In general, clinicians need solutions that solve their problems, and that will vary depending on their role, their speciality and their particular interests. While clinical practice and research are separate processes, having a single system that supports the collection of clinical and research data in different contexts but as part of the same record has been a powerful and valuable tool.


  • it is an NHS-hosted web-based electronic patient record system already in use for 8 years
  • it now records 3000 clinical encounters every month by a wide variety of multidisciplinary teams, recording structured clinical information and embedding SNOMED-CT into clinical practice.
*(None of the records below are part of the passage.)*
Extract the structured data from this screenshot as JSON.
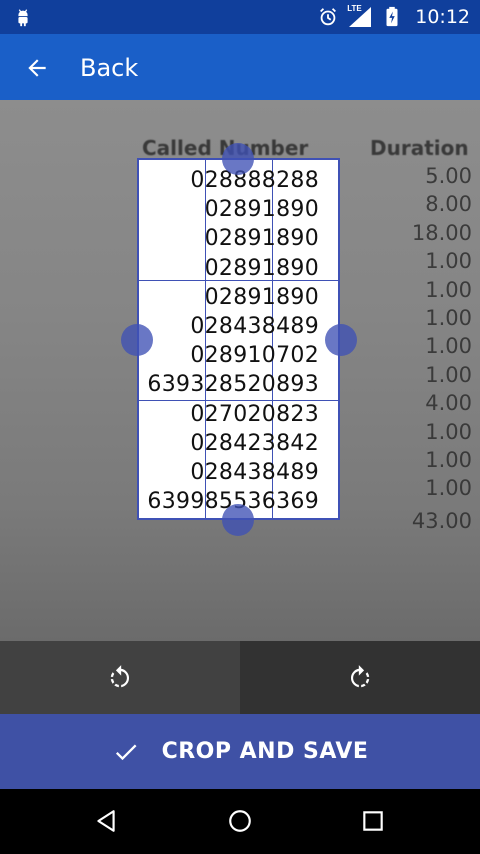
{
  "status_bar": {
    "time": "10:12",
    "network": "LTE",
    "icons": [
      "android-debug-icon",
      "alarm-icon",
      "signal-icon",
      "battery-charging-icon"
    ]
  },
  "app_bar": {
    "back_label": "Back"
  },
  "photo": {
    "header_called": "Called Number",
    "header_duration": "Duration",
    "durations": [
      "5.00",
      "8.00",
      "18.00",
      "1.00",
      "1.00",
      "1.00",
      "1.00",
      "1.00",
      "4.00",
      "1.00",
      "1.00",
      "1.00",
      "43.00"
    ]
  },
  "crop": {
    "numbers": [
      "028888288",
      "02891890",
      "02891890",
      "02891890",
      "02891890",
      "028438489",
      "028910702",
      "639328520893",
      "027020823",
      "028423842",
      "028438489",
      "639985536369"
    ]
  },
  "actions": {
    "rotate_left_icon": "rotate-left-icon",
    "rotate_right_icon": "rotate-right-icon",
    "save_label": "CROP AND SAVE"
  },
  "colors": {
    "status_bar": "#103f9c",
    "app_bar": "#1a5fc8",
    "accent": "#3f51b5",
    "save_bar": "#3f51a5"
  }
}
  • it links to multiple PAS within different hospitals and sends clinical documents into a document repository
  • it allows flexible data collection configured at runtime to support multiple cohorts of patients and the generic and disease-specific outcome measures. As such, it is used widely for multiple sclerosis, Parkinson’s disease, metabolic disease, neuromuscular disease, motor neurone disease. It is about to be used for adult cystic fibrosis services.
  • it uses SNOMED-CT as a lingua franca to allow loose-coupling between components and switch functionality on and off in different clinical circumstances.
  • it provides an Internet-hosted portal for patient reported outcomes and mobile device management
  • it has client iPad applications to collect patient reported outcome measures and obtain patient consent using Apple’s ResearchKit software.
  • it can send alerts if patients lose weight or are admitted to hospital, based on an understanding of defined cohorts for long-term health conditions.
  • it can generate clinical correspondence automatically from data entered during the day-to-day processes of clinical care
  • it acts as a communication hub between different members of the team, with messages linked to the patient record

I’m now working on scaling out this suite of products and the underlying data-driven principles of the architecture more generally. My goal is to create an open, semantically interoperable architecture for healthcare.